CrossFit

19 Apr

I have been incredibly impressed with myself over the last week+.   Against all recommendations, I did not clear my apartment out of all things that I am not allowed to eat.  It would be have been very hard since Britton is not participating with me.  There is even a bowl full of Easter candy sitting right next to my couch and I haven’t had or even touched one.  Now this may seem crazy but on the phone with my sister this morning I told her it’s almost more rewarding to say to myself that I have the self control.  I’m not bound to eating healthy because that’s all that I have in my apartment, I have plenty of things I can’t eat.  Instead I make the conscious decision not to break down and eat a hand full of jelly beans or make my favorite snack, popcorn.  I am more impressed with myself knowing that I can resist the urge.  I joke about it with my colleagues when they grab a cookie out of the MUC and eat it in front of me, but it makes me proud to know that those cookies are sitting right down stairs for free, and I don’t go down and eat one.

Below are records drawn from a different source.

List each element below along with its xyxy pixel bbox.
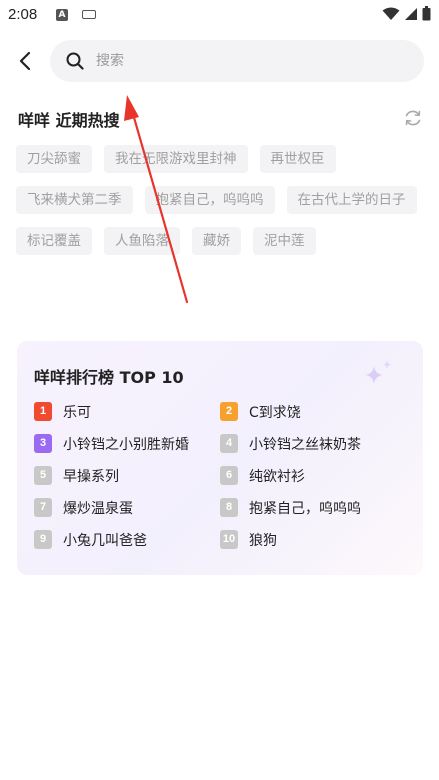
ranking-item[interactable]: 6 纯欲衬衫: [220, 466, 406, 485]
rank-badge: 3: [34, 434, 52, 453]
rank-badge: 6: [220, 466, 238, 485]
ranking-item[interactable]: 8 抱紧自己，呜呜呜: [220, 498, 406, 517]
rank-title: 小铃铛之小别胜新婚: [63, 436, 189, 453]
ranking-item[interactable]: 4 小铃铛之丝袜奶茶: [220, 434, 406, 453]
search-tag[interactable]: 刀尖舔蜜: [16, 145, 92, 173]
recent-search-tags: 刀尖舔蜜 我在无限游戏里封神 再世权臣 飞来横犬第二季 抱紧自己，呜呜呜 在古代…: [16, 145, 426, 255]
search-tag[interactable]: 泥中莲: [253, 227, 316, 255]
rank-title: 小铃铛之丝袜奶茶: [249, 436, 361, 453]
status-time: 2:08: [8, 6, 38, 23]
search-input[interactable]: [96, 53, 376, 69]
rank-badge: 1: [34, 402, 52, 421]
ranking-item[interactable]: 3 小铃铛之小别胜新婚: [34, 434, 220, 453]
notification-a-icon: A: [56, 9, 68, 21]
rank-title: 抱紧自己，呜呜呜: [249, 500, 361, 517]
search-tag[interactable]: 藏娇: [192, 227, 241, 255]
rank-title: C到求饶: [249, 404, 301, 421]
chevron-left-icon: [19, 51, 31, 71]
search-tag[interactable]: 人鱼陷落: [104, 227, 180, 255]
ranking-card: 咩咩排行榜 TOP 10 1 乐可 2 C到求饶 3 小铃铛之小别胜新婚 4 小…: [17, 341, 423, 575]
signal-icon: [405, 7, 417, 20]
rank-title: 乐可: [63, 404, 91, 421]
rank-title: 小兔几叫爸爸: [63, 532, 147, 549]
rank-badge: 8: [220, 498, 238, 517]
rank-badge: 5: [34, 466, 52, 485]
search-tag[interactable]: 在古代上学的日子: [286, 186, 417, 214]
ranking-item[interactable]: 5 早操系列: [34, 466, 220, 485]
ranking-item[interactable]: 7 爆炒温泉蛋: [34, 498, 220, 517]
search-tag[interactable]: 抱紧自己，呜呜呜: [144, 186, 275, 214]
recent-search-title: 咩咩 近期热搜: [18, 111, 120, 130]
back-button[interactable]: [12, 48, 38, 74]
search-box[interactable]: [50, 40, 424, 82]
status-icons: [382, 6, 431, 21]
rank-title: 爆炒温泉蛋: [63, 500, 133, 517]
search-tag[interactable]: 标记覆盖: [16, 227, 92, 255]
rank-badge: 10: [220, 530, 238, 549]
rank-badge: 4: [220, 434, 238, 453]
search-tag[interactable]: 飞来横犬第二季: [16, 186, 133, 214]
ranking-item[interactable]: 9 小兔几叫爸爸: [34, 530, 220, 549]
search-tag[interactable]: 我在无限游戏里封神: [104, 145, 248, 173]
rank-badge: 7: [34, 498, 52, 517]
search-tag[interactable]: 再世权臣: [259, 145, 336, 173]
rank-badge: 2: [220, 402, 238, 421]
status-bar: 2:08 A: [0, 0, 439, 32]
rank-title: 纯欲衬衫: [249, 468, 305, 485]
sparkle-icon: [365, 360, 391, 384]
rank-title: 狼狗: [249, 532, 277, 549]
battery-icon: [422, 6, 431, 21]
ranking-item[interactable]: 2 C到求饶: [220, 402, 406, 421]
rank-badge: 9: [34, 530, 52, 549]
search-icon: [66, 52, 84, 70]
ranking-title: 咩咩排行榜 TOP 10: [34, 368, 184, 387]
refresh-icon[interactable]: [403, 108, 423, 128]
ranking-item[interactable]: 1 乐可: [34, 402, 220, 421]
ranking-list: 1 乐可 2 C到求饶 3 小铃铛之小别胜新婚 4 小铃铛之丝袜奶茶 5 早操系…: [34, 402, 414, 549]
rank-title: 早操系列: [63, 468, 119, 485]
keyboard-icon: [82, 10, 96, 19]
ranking-item[interactable]: 10 狼狗: [220, 530, 406, 549]
wifi-icon: [382, 7, 400, 20]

So since I am doing well with the Whole30 part of my lifestyle change, I also decided to start doing CrossFit.  I don’t think that part of the change will be as easy as the food part.  On Tuesday night I had my preliminary fitness test and the Day 1 workout.  They took measurements, had to weigh in and then began the hard parts.  I started with a 1.5 mile run.  I am not a runner.  Even when I was in the best shape of my life, a player on the women’s lacrosse team, I still could not run distance (even though really a mile is hardly anything).  It took me over 19 minutes to complete that part. pathetic.  Then I went on to do push ups, bench press and sit ups.  I would say those weren’t so bad, better than I expected in fact.  My trainer also had to teach me some of the basic moves they use a lot in the CrossFit classes.  Some of these things I already knew and needed a refresher on like the Kettle Bell Swing and dead life.  We did a few other things with kettle bells and I tried to dead lift just the bar… that was heavy.

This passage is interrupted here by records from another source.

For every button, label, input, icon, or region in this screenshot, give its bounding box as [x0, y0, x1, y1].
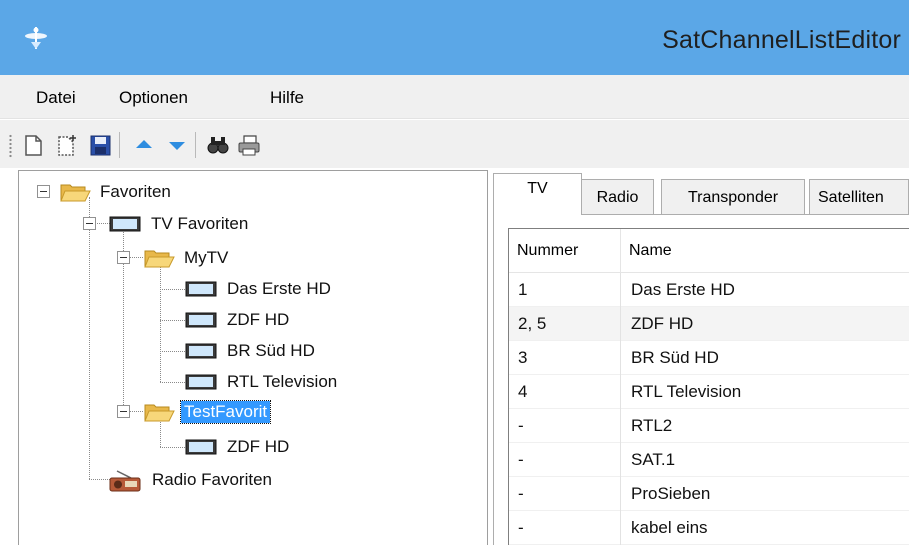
cell-nummer: - [509, 409, 621, 443]
tree-node-tv-favoriten[interactable]: TV Favoriten [109, 211, 251, 237]
tree-label: RTL Television [227, 372, 338, 391]
menu-optionen[interactable]: Optionen [119, 88, 188, 108]
cell-name: ZDF HD [631, 314, 694, 333]
column-header-name[interactable]: Name [621, 229, 909, 273]
tree-connector [160, 447, 185, 448]
cell-nummer: 4 [509, 375, 621, 409]
cell-nummer: - [509, 511, 621, 545]
cell-name: Das Erste HD [631, 280, 735, 299]
tree-connector [160, 351, 185, 352]
table-row[interactable]: 4 RTL Television [509, 375, 909, 409]
folder-open-icon [144, 250, 175, 268]
tab-tv[interactable]: TV [493, 173, 582, 215]
window-title: SatChannelListEditor [662, 26, 901, 54]
tab-strip: TV Radio Transponder Satelliten [493, 173, 909, 215]
tree-node-favoriten[interactable]: Favoriten [59, 179, 174, 205]
tv-icon [185, 312, 217, 328]
new-document-icon[interactable] [20, 132, 46, 158]
tree-node-channel[interactable]: Das Erste HD [185, 276, 334, 302]
tv-icon [185, 281, 217, 297]
menu-bar: Datei Optionen Hilfe [0, 75, 909, 119]
tree-label: Radio Favoriten [152, 470, 273, 489]
tab-radio[interactable]: Radio [581, 179, 654, 215]
cell-name: BR Süd HD [631, 348, 719, 367]
tab-satelliten[interactable]: Satelliten [809, 179, 909, 215]
tree-node-mytv[interactable]: MyTV [143, 245, 231, 271]
tab-transponder[interactable]: Transponder [661, 179, 805, 215]
tree-node-channel[interactable]: ZDF HD [185, 307, 292, 333]
save-icon[interactable] [87, 132, 113, 158]
cell-nummer: 2, 5 [509, 307, 621, 341]
tree-node-channel[interactable]: BR Süd HD [185, 338, 318, 364]
grid-header: Nummer Name [509, 229, 909, 273]
tree-label: Favoriten [100, 182, 171, 201]
menu-datei[interactable]: Datei [36, 88, 76, 108]
tree-label-selected: TestFavorit [179, 400, 272, 424]
radio-icon [109, 470, 141, 492]
tree-node-radio-favoriten[interactable]: Radio Favoriten [107, 467, 275, 493]
table-row[interactable]: - ProSieben [509, 477, 909, 511]
favorites-tree[interactable]: Favoriten TV Favoriten MyTV Das Erste HD… [18, 170, 488, 545]
channel-grid[interactable]: Nummer Name 1 Das Erste HD 2, 5 ZDF HD 3… [508, 228, 909, 545]
collapse-favoriten-button[interactable] [37, 185, 50, 198]
table-row[interactable]: 2, 5 ZDF HD [509, 307, 909, 341]
move-up-icon[interactable] [131, 132, 157, 158]
find-icon[interactable] [205, 132, 231, 158]
tree-label: Das Erste HD [227, 279, 331, 298]
table-row[interactable]: 1 Das Erste HD [509, 273, 909, 307]
cell-name: ProSieben [631, 484, 711, 503]
tv-icon [185, 439, 217, 455]
table-row[interactable]: - kabel eins [509, 511, 909, 545]
tree-label: ZDF HD [227, 310, 290, 329]
collapse-testfavorit-button[interactable] [117, 405, 130, 418]
tree-connector [89, 197, 90, 479]
tree-connector [160, 289, 185, 290]
collapse-tv-favoriten-button[interactable] [83, 217, 96, 230]
tree-label: BR Süd HD [227, 341, 315, 360]
toolbar-separator [119, 132, 120, 158]
tree-node-testfavorit[interactable]: TestFavorit [143, 399, 272, 425]
tv-icon [185, 374, 217, 390]
tree-node-channel[interactable]: ZDF HD [185, 434, 292, 460]
cell-name: RTL Television [631, 382, 742, 401]
cell-name: RTL2 [631, 416, 673, 435]
menu-hilfe[interactable]: Hilfe [270, 88, 304, 108]
tree-label: TV Favoriten [151, 214, 249, 233]
toolbar-grip[interactable] [9, 134, 12, 158]
tree-connector [160, 382, 185, 383]
title-bar[interactable]: SatChannelListEditor [0, 0, 909, 75]
cell-nummer: 1 [509, 273, 621, 307]
column-header-nummer[interactable]: Nummer [509, 229, 621, 273]
tree-connector [160, 320, 185, 321]
new-item-icon[interactable] [54, 132, 80, 158]
cell-name: kabel eins [631, 518, 708, 537]
cell-nummer: - [509, 477, 621, 511]
tree-node-channel[interactable]: RTL Television [185, 369, 340, 395]
collapse-mytv-button[interactable] [117, 251, 130, 264]
cell-nummer: - [509, 443, 621, 477]
satellite-icon [25, 27, 47, 49]
print-icon[interactable] [236, 132, 262, 158]
toolbar-separator [195, 132, 196, 158]
cell-name: SAT.1 [631, 450, 676, 469]
tv-icon [109, 216, 141, 232]
table-row[interactable]: 3 BR Süd HD [509, 341, 909, 375]
tree-label: MyTV [184, 248, 229, 267]
tree-connector [160, 263, 161, 382]
folder-open-icon [60, 184, 91, 202]
tree-label: ZDF HD [227, 437, 290, 456]
folder-open-icon [144, 404, 175, 422]
table-row[interactable]: - SAT.1 [509, 443, 909, 477]
toolbar [0, 120, 909, 168]
table-row[interactable]: - RTL2 [509, 409, 909, 443]
tv-icon [185, 343, 217, 359]
move-down-icon[interactable] [164, 132, 190, 158]
cell-nummer: 3 [509, 341, 621, 375]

After the basics were covered I did my Day 1 set.  That consisted of 3 sets of 15 V-Ups, 15 Squats and 15 Kettle Bell Swings.  I was still struggling to catch my breath after my run so none of the workout came easy to me.  I was huffing and puffing from the moment I began.  My toes were cramping like you would not believe and they didn’t stop cramping until I was home.  They didn’t even time me because I was so pathetic but I finished and that’s all that counts.  Day 1 was hard and I know that won’t get easier for at least a while.  I worked late last night so I was unable to train but Friday I will be back.  My plan is to get in at least 4 of the 5 workouts every week.  Training days are Monday, Tuesday Wednesday, Friday and Saturday leaving Thursday and Sunday as rest days.  Can’t wait to see what else I can accomplish over the next few weeks!